How to improve your eligibility
- Raise your credit score first. Clear overdue dues, keep credit-card utilisation low, and avoid new loans in the months before you apply.
- Add a co-applicant. Clubbing a spouse's or parent's income can lift the sanctioned amount meaningfully.
- Increase the down payment. A smaller loan relative to income improves both approval odds and pricing.
- Choose a longer tenure (within limits). It lowers the EMI and your FOIR — though you pay more interest overall, so balance the two.
- Reduce existing EMIs. Pre-closing a small personal loan or personal loan balance frees up FOIR headroom.
- Estimate before you apply. Run the numbers on the loan eligibility calculator so you approach lenders with a realistic target and avoid needless hard enquiries.
A quick planning pass — score check, eligibility estimate, document gathering — can be the difference between a clean sanction and weeks of back-and-forth.
Frequently asked questions
What is the minimum salary for a home loan in India? There is no single statutory minimum; it depends on the loan amount, city, your existing EMIs and the lender's FOIR policy. The key is that your proposed EMI fits within roughly 40–55% of net income after other obligations. A co-applicant's income can be clubbed to meet the requirement.
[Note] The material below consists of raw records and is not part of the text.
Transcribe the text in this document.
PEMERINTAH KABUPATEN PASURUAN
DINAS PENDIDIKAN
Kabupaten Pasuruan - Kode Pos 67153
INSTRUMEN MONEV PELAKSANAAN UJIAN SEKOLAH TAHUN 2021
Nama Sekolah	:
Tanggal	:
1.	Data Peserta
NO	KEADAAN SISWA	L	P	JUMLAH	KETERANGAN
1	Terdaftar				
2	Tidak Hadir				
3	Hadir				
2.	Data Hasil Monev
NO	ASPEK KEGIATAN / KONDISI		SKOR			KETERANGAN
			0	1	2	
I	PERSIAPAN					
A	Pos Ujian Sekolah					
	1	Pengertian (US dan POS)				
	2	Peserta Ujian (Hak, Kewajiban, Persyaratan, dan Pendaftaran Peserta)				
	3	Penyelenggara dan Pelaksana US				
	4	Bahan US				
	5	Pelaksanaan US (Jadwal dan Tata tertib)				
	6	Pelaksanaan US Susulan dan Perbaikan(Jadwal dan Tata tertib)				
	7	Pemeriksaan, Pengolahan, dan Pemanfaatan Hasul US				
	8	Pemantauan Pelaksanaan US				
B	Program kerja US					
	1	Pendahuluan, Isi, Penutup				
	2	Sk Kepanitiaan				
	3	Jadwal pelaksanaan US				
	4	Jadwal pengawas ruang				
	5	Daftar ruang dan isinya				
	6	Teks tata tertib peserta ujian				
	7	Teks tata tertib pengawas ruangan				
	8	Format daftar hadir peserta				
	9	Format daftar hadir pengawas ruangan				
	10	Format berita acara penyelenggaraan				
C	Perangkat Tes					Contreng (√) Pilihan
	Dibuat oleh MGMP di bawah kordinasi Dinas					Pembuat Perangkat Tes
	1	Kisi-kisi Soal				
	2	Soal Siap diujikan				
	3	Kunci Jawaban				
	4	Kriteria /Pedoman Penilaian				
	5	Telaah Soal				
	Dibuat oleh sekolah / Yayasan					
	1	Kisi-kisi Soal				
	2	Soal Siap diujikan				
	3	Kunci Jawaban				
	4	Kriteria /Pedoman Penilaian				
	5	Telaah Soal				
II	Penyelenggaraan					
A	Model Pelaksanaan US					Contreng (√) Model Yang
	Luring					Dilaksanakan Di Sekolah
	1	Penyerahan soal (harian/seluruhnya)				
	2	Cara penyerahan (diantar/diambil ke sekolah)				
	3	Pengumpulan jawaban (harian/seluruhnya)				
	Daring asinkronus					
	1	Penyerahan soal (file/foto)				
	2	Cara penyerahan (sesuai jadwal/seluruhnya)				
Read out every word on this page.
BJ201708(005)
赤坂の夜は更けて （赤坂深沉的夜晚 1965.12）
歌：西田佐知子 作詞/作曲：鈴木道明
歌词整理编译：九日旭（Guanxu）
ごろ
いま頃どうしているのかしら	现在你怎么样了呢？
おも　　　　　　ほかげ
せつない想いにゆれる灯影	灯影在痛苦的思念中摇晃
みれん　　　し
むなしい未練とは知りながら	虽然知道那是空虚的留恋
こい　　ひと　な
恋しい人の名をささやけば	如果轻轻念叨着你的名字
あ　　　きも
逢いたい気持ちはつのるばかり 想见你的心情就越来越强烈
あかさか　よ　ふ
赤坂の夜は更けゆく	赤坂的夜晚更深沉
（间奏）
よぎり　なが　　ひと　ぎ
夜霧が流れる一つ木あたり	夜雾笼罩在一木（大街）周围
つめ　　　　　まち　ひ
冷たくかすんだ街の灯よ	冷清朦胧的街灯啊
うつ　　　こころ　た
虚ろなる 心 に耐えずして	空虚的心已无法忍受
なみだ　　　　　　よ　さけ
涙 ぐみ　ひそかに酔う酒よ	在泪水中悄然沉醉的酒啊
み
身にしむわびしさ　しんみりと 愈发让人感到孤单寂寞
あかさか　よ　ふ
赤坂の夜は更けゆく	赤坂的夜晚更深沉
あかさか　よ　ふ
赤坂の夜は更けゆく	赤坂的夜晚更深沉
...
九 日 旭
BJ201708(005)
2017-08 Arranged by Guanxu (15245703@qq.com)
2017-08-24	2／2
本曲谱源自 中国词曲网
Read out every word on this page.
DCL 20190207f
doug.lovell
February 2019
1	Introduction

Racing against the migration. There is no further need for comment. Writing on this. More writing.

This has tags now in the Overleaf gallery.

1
What CIBIL score do I need for a home loan? Most lenders prefer a score of around 750 or higher for smooth approval and the best rate tiers. Scores in the 700s may still be approved, sometimes at higher pricing, while lower scores face tighter scrutiny. Check and fix your report before applying.
Can a self-employed person get a home loan? Yes. Self-employed applicants are assessed on 2–3 years of ITRs, audited financials, business continuity and bank statements rather than salary slips. Stable, documented income and a clean credit history are what matter most to the lender.
General information, not financial advice. Confirm current terms with the lender.